Organising dance outs
The main aim of the government’s guidance is to allow people to take part in a performance safely and to keep the audience safe, with everyone 2 metres apart from those they do not live with.
The first step is to read the government’s guidance. Then:
- decide where and when you want to dance out
- carry out a risk assessment for each location where you want to dance
- identify all the actions you need to take to comply with the guidance
- decide whether your side can comply with all the actions required
- if you cannot, you should not dance out
- if you can, you must put all the actions in place before the dance out and keep them operating effectively throughout the whole event
- if necessary, you should stop the dance out, for instance if your audience is failing to comply with the social distancing rules.
These are some of the key requirements of the guidance. Please read the guidance for more details.
- Unless it is organised by a business, venue, a charitable or political organisation or a public body, any gathering in an outdoor space must not be larger than 30 people. If you are organising a dance out, you need to decide how you will make sure that this is not exceeded.
- You need to minimise the risks to your audience, including making sure that they can socially distance from anyone not in your household. You should decide what you will do if your audience does not comply with social distancing; you may need to stop performing.
- Make sure that no-one with COVID-19 symptoms, anyone who is self-isolating or who are at higher risk (i.e. clinically vulnerable) is involved in the performance. Do not persuade anyone to dance out if they are reluctant.
- Non-professionals can now sing and play wind or brass instruments. But you should make sure that audiences do not sing along.
- Shouting also increases the risk; decide how to make sure that any announcements are safe.
- Musicians must socially distance at all times whilst playing, unless they are from the same household. They should not play so loud that anyone (including the audience) needs to raise their voice to talk to each other.

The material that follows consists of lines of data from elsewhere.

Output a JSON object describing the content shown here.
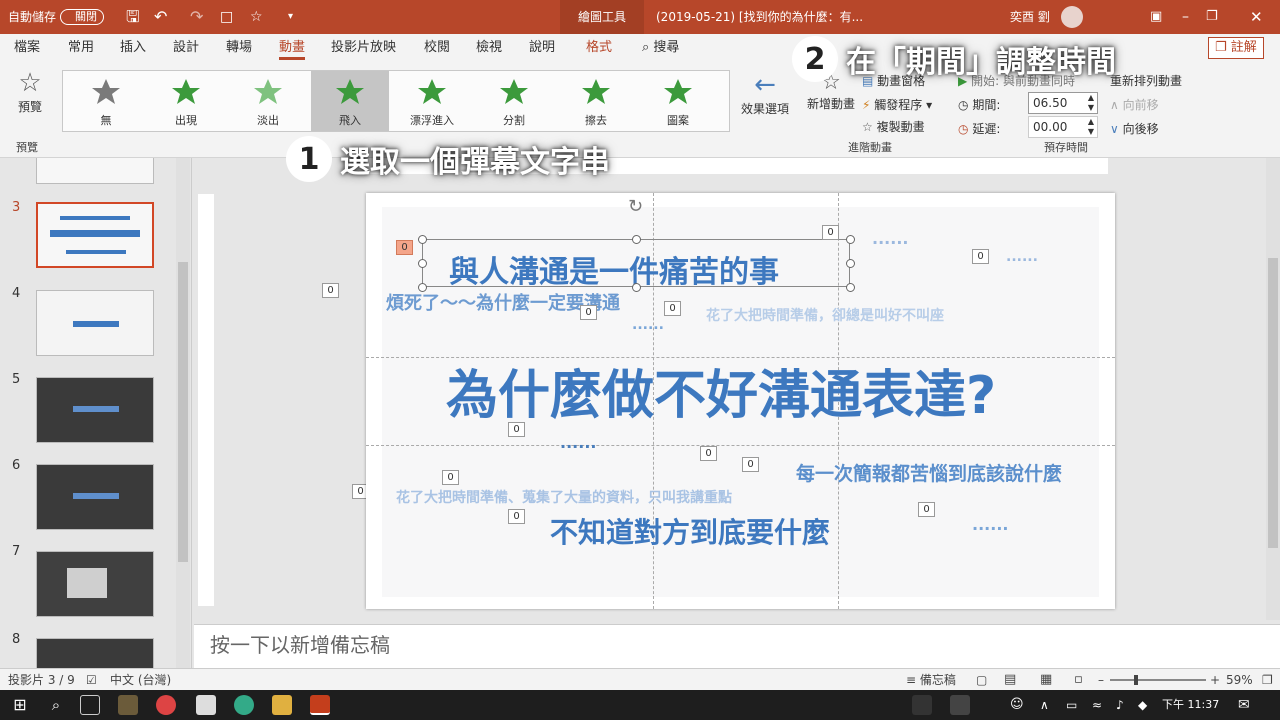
{
  "titlebar": {
    "autosave_label": "自動儲存",
    "autosave_state": "關閉",
    "context_tool": "繪圖工具",
    "doc_title": "(2019-05-21) [找到你的為什麼：有...",
    "user_name": "奕酉 劉"
  },
  "ribbon_tabs": [
    "檔案",
    "常用",
    "插入",
    "設計",
    "轉場",
    "動畫",
    "投影片放映",
    "校閱",
    "檢視",
    "說明",
    "格式"
  ],
  "ribbon_search": "搜尋",
  "ribbon_comment": "註解",
  "ribbon": {
    "preview_label": "預覽",
    "preview_group": "預覽",
    "animations": [
      "無",
      "出現",
      "淡出",
      "飛入",
      "漂浮進入",
      "分割",
      "擦去",
      "圖案"
    ],
    "selected_animation": "飛入",
    "effect_options": "效果選項",
    "add_animation": "新增動畫",
    "animation_pane": "動畫窗格",
    "trigger": "觸發程序",
    "animation_painter": "複製動畫",
    "advanced_group": "進階動畫",
    "start_label": "開始:",
    "start_value": "與前動畫同時",
    "duration_label": "期間:",
    "duration_value": "06.50",
    "delay_label": "延遲:",
    "delay_value": "00.00",
    "reorder_label": "重新排列動畫",
    "move_earlier": "向前移",
    "move_later": "向後移",
    "timing_group": "預存時間"
  },
  "callouts": {
    "step1_num": "1",
    "step1_text": "選取一個彈幕文字串",
    "step2_num": "2",
    "step2_text": "在「期間」調整時間"
  },
  "thumbnails": [
    {
      "num": "3",
      "selected": true
    },
    {
      "num": "4",
      "selected": false
    },
    {
      "num": "5",
      "selected": false
    },
    {
      "num": "6",
      "selected": false
    },
    {
      "num": "7",
      "selected": false
    },
    {
      "num": "8",
      "selected": false
    }
  ],
  "slide": {
    "title": "為什麼做不好溝通表達?",
    "selected_text": "與人溝通是一件痛苦的事",
    "texts": [
      {
        "text": "煩死了～～為什麼一定要溝通",
        "size": 18,
        "color": "#6d9bd1"
      },
      {
        "text": "花了大把時間準備，卻總是叫好不叫座",
        "size": 14,
        "color": "#b7cde8"
      },
      {
        "text": "每一次簡報都苦惱到底該說什麼",
        "size": 19,
        "color": "#5b8fcc"
      },
      {
        "text": "花了大把時間準備、蒐集了大量的資料，只叫我講重點",
        "size": 14,
        "color": "#a9c3e4"
      },
      {
        "text": "不知道對方到底要什麼",
        "size": 28,
        "color": "#3d78bf"
      }
    ],
    "dots": "......",
    "anim_tags": [
      "0",
      "0",
      "0",
      "0",
      "0",
      "0",
      "0",
      "0",
      "0",
      "0",
      "0",
      "0",
      "0"
    ]
  },
  "notes_placeholder": "按一下以新增備忘稿",
  "statusbar": {
    "slide_info": "投影片 3 / 9",
    "language": "中文 (台灣)",
    "notes_btn": "備忘稿",
    "zoom": "59%"
  },
  "taskbar": {
    "time": "下午 11:37"
  }
}
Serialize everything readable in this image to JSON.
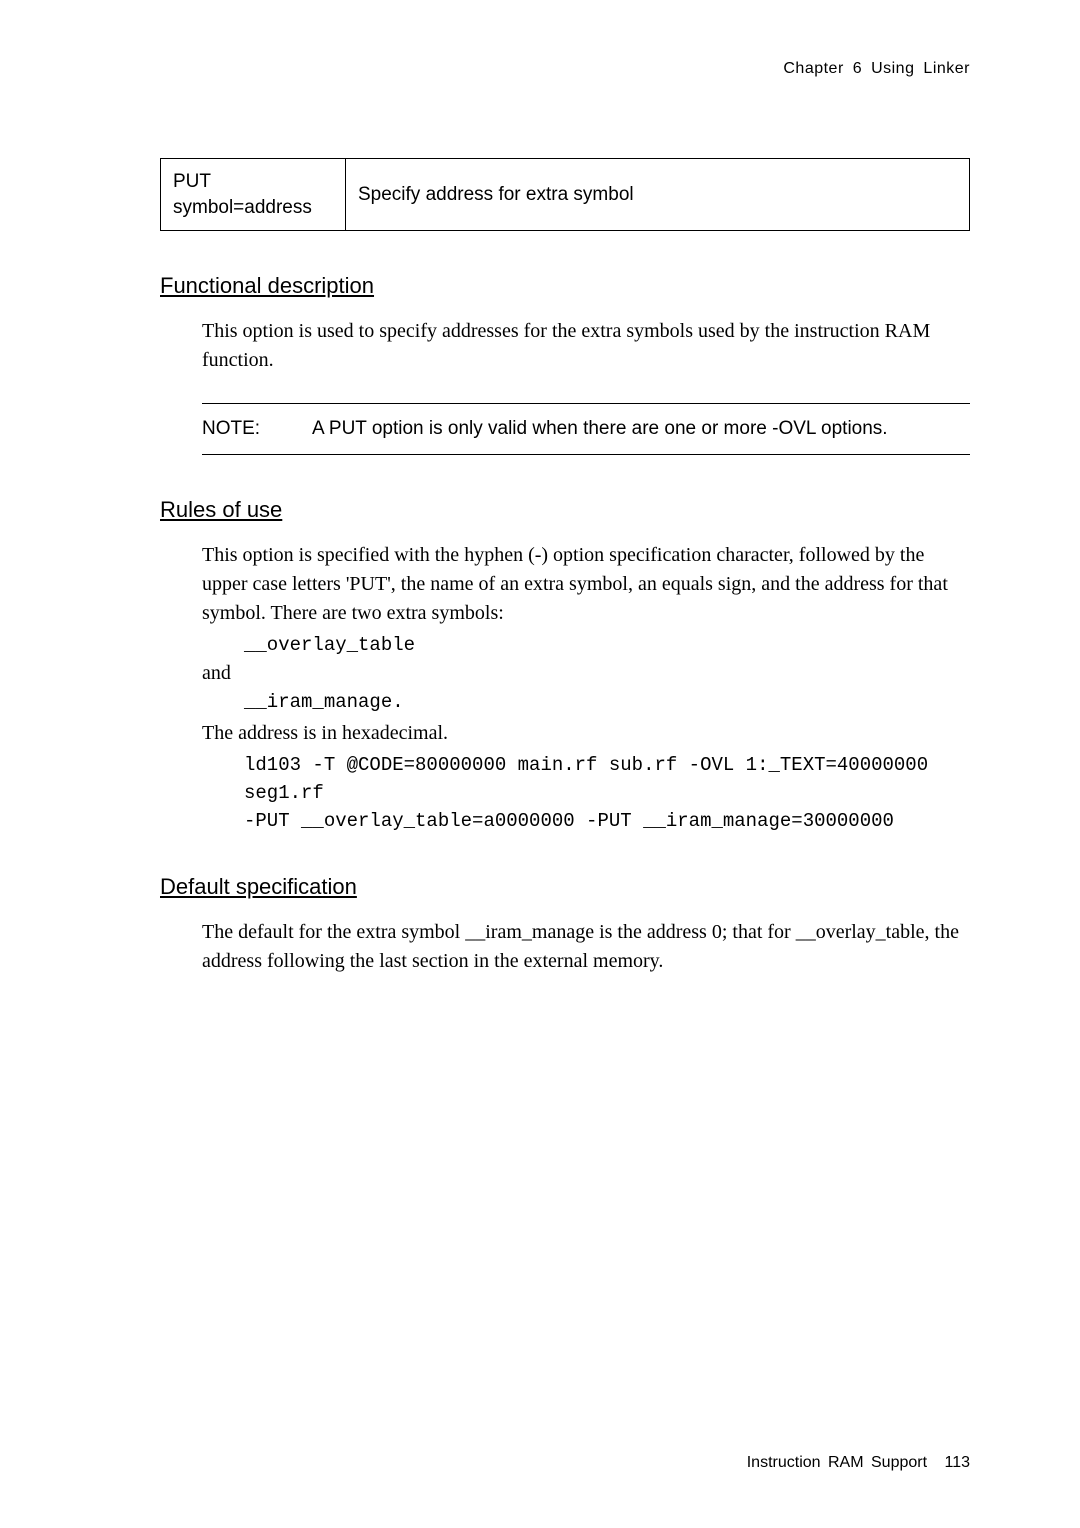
{
  "header": {
    "running": "Chapter  6   Using Linker"
  },
  "option_table": {
    "left_line1": "PUT",
    "left_line2": "symbol=address",
    "right": "Specify address for extra symbol"
  },
  "sections": {
    "functional": {
      "heading": "Functional description",
      "p1": "This option is used to specify addresses for the extra symbols used by the instruction RAM function.",
      "note_label": "NOTE:",
      "note_text": "A PUT option is only valid when there are one or more -OVL options."
    },
    "rules": {
      "heading": "Rules of use",
      "p1": "This option is specified with the hyphen (-) option specification character, followed by the upper case letters 'PUT', the name of an extra symbol, an equals sign, and the address for that symbol. There are two extra symbols:",
      "sym1": "__overlay_table",
      "and": "and",
      "sym2": "__iram_manage.",
      "p2": "The address is in hexadecimal.",
      "cmd1": "ld103 -T @CODE=80000000 main.rf sub.rf -OVL 1:_TEXT=40000000",
      "cmd2": "seg1.rf",
      "cmd3": "-PUT __overlay_table=a0000000 -PUT __iram_manage=30000000"
    },
    "default": {
      "heading": "Default specification",
      "p1": "The default for the extra symbol __iram_manage is the address 0; that for __overlay_table, the address following the last section in the external memory."
    }
  },
  "footer": {
    "label": "Instruction RAM Support",
    "page": "113"
  }
}
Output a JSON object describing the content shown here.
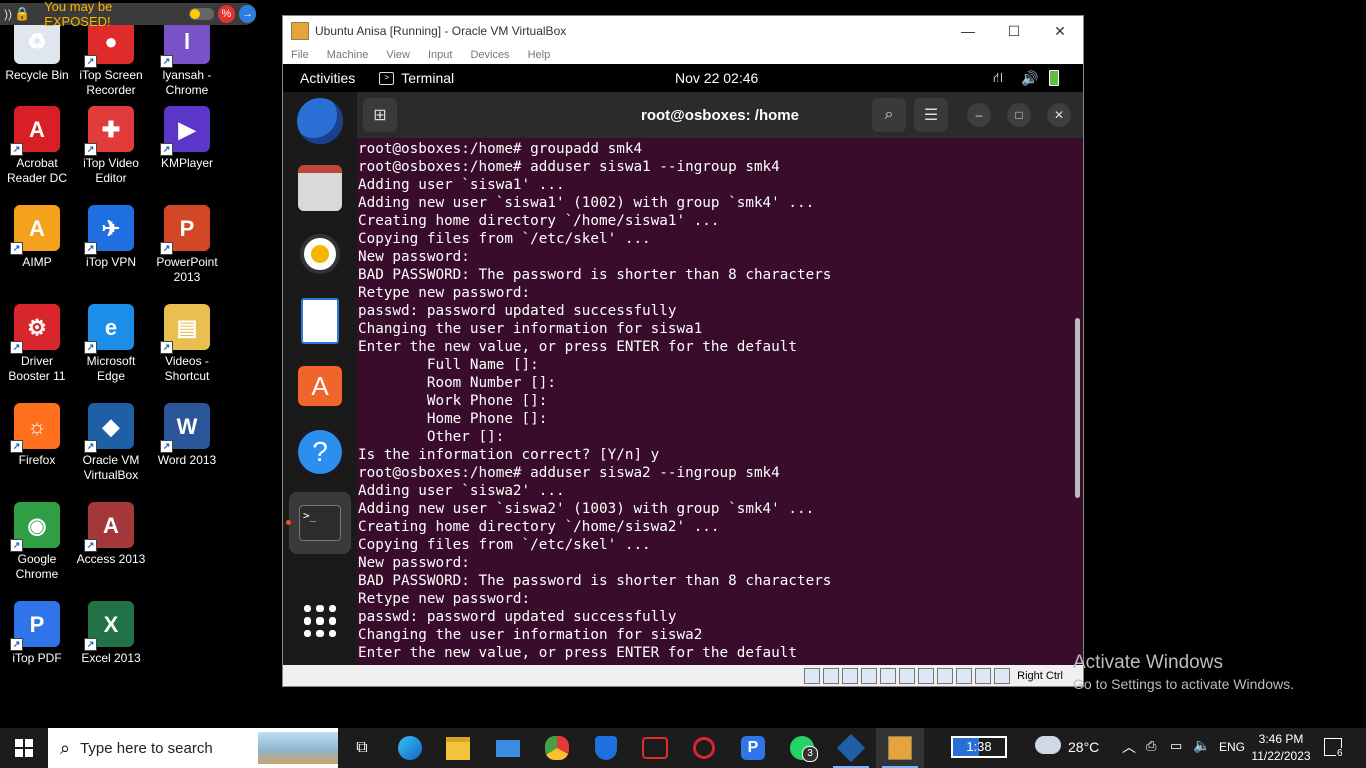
{
  "desktop": {
    "warning_text": "You may be EXPOSED!",
    "icons": [
      {
        "label": "Recycle Bin",
        "color": "#dfe6ee",
        "glyph": "♻"
      },
      {
        "label": "iTop Screen Recorder",
        "color": "#e02b2b",
        "glyph": "●"
      },
      {
        "label": "lyansah - Chrome",
        "color": "#7a52c7",
        "glyph": "l"
      },
      {
        "label": "Acrobat Reader DC",
        "color": "#d81f26",
        "glyph": "A"
      },
      {
        "label": "iTop Video Editor",
        "color": "#e23b3b",
        "glyph": "✚"
      },
      {
        "label": "KMPlayer",
        "color": "#5b36c9",
        "glyph": "▶"
      },
      {
        "label": "AIMP",
        "color": "#f4a11d",
        "glyph": "A"
      },
      {
        "label": "iTop VPN",
        "color": "#1f6fe0",
        "glyph": "✈"
      },
      {
        "label": "PowerPoint 2013",
        "color": "#d24726",
        "glyph": "P"
      },
      {
        "label": "Driver Booster 11",
        "color": "#d9262c",
        "glyph": "⚙"
      },
      {
        "label": "Microsoft Edge",
        "color": "#1c8ee8",
        "glyph": "e"
      },
      {
        "label": "Videos - Shortcut",
        "color": "#e9c04f",
        "glyph": "▤"
      },
      {
        "label": "Firefox",
        "color": "#ff6f1c",
        "glyph": "☼"
      },
      {
        "label": "Oracle VM VirtualBox",
        "color": "#1e5fa6",
        "glyph": "◆"
      },
      {
        "label": "Word 2013",
        "color": "#2b579a",
        "glyph": "W"
      },
      {
        "label": "Google Chrome",
        "color": "#2f9e44",
        "glyph": "◉"
      },
      {
        "label": "Access 2013",
        "color": "#a4373a",
        "glyph": "A"
      },
      {
        "label": "iTop PDF",
        "color": "#2f74e8",
        "glyph": "P"
      },
      {
        "label": "Excel 2013",
        "color": "#217346",
        "glyph": "X"
      }
    ]
  },
  "vbox": {
    "title": "Ubuntu Anisa [Running] - Oracle VM VirtualBox",
    "menu": [
      "File",
      "Machine",
      "View",
      "Input",
      "Devices",
      "Help"
    ],
    "status_label": "Right Ctrl"
  },
  "guest": {
    "activities": "Activities",
    "app_name": "Terminal",
    "clock": "Nov 22  02:46",
    "terminal_title": "root@osboxes: /home",
    "terminal_lines": [
      "root@osboxes:/home# groupadd smk4",
      "root@osboxes:/home# adduser siswa1 --ingroup smk4",
      "Adding user `siswa1' ...",
      "Adding new user `siswa1' (1002) with group `smk4' ...",
      "Creating home directory `/home/siswa1' ...",
      "Copying files from `/etc/skel' ...",
      "New password:",
      "BAD PASSWORD: The password is shorter than 8 characters",
      "Retype new password:",
      "passwd: password updated successfully",
      "Changing the user information for siswa1",
      "Enter the new value, or press ENTER for the default",
      "        Full Name []:",
      "        Room Number []:",
      "        Work Phone []:",
      "        Home Phone []:",
      "        Other []:",
      "Is the information correct? [Y/n] y",
      "root@osboxes:/home# adduser siswa2 --ingroup smk4",
      "Adding user `siswa2' ...",
      "Adding new user `siswa2' (1003) with group `smk4' ...",
      "Creating home directory `/home/siswa2' ...",
      "Copying files from `/etc/skel' ...",
      "New password:",
      "BAD PASSWORD: The password is shorter than 8 characters",
      "Retype new password:",
      "passwd: password updated successfully",
      "Changing the user information for siswa2",
      "Enter the new value, or press ENTER for the default"
    ]
  },
  "activate": {
    "title": "Activate Windows",
    "subtitle": "Go to Settings to activate Windows."
  },
  "taskbar": {
    "search_placeholder": "Type here to search",
    "battery_time": "1:38",
    "temperature": "28°C",
    "language": "ENG",
    "time": "3:46 PM",
    "date": "11/22/2023",
    "notification_count": "6",
    "whatsapp_badge": "3"
  }
}
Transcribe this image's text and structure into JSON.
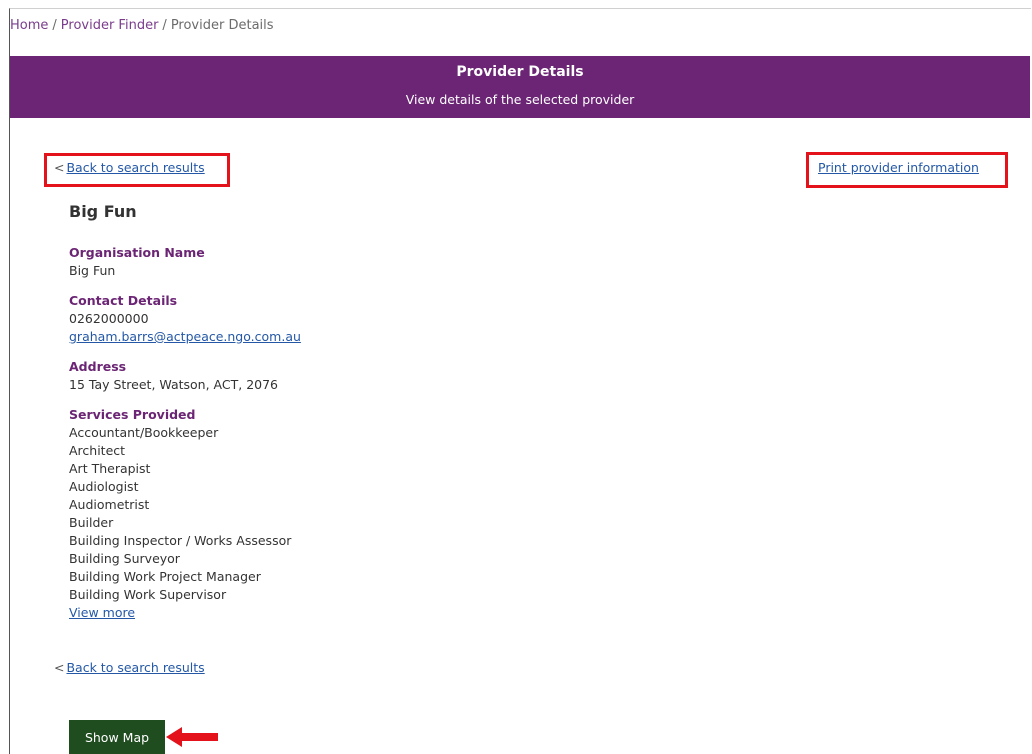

- If you need to adapt your dances to maintain 2 metres social distancing at all times, remember that you will need to practice before your dance out. Probably only jigs and clog stepping are really possible when socially distancing.
- Make sure all your dancers and musicians know what is happening and how they should behave.
- Decide what you will do in an emergency. For instance, if someone is injured dancing, how will you provide first aid while maintaining social distancing?
- Consider using tape to help people maintain social distancing.
- Do not allow anyone in the audience to join in the dancing.
- Do not share any equipment, instruments, etc. Owners should be responsible for regularly disinfecting their personal equipment. Everyone involved in the performance should have their own hand sanitiser.
- Identify what toilet facilities there are available.
Dancing at events or venues with COVID-19 Secure Guidelines
Businesses and venues following COVID-19 Secure guidelines can host larger groups. This also applies to events in public outdoor spaces that are organised by businesses, charitable or political organisations, and public bodies, provided they take reasonable steps to mitigate the risk of transmission. This means that they must comply with COVID-19 Secure guidance, including completing a risk assessment.
Whoever is managing the event or venue should tell you what they have done to minimise the risk of transmission and what you need to do while you are participating.
You are still responsible for reducing the risks associated with your performance and need to comply with the government guidance, as explained above.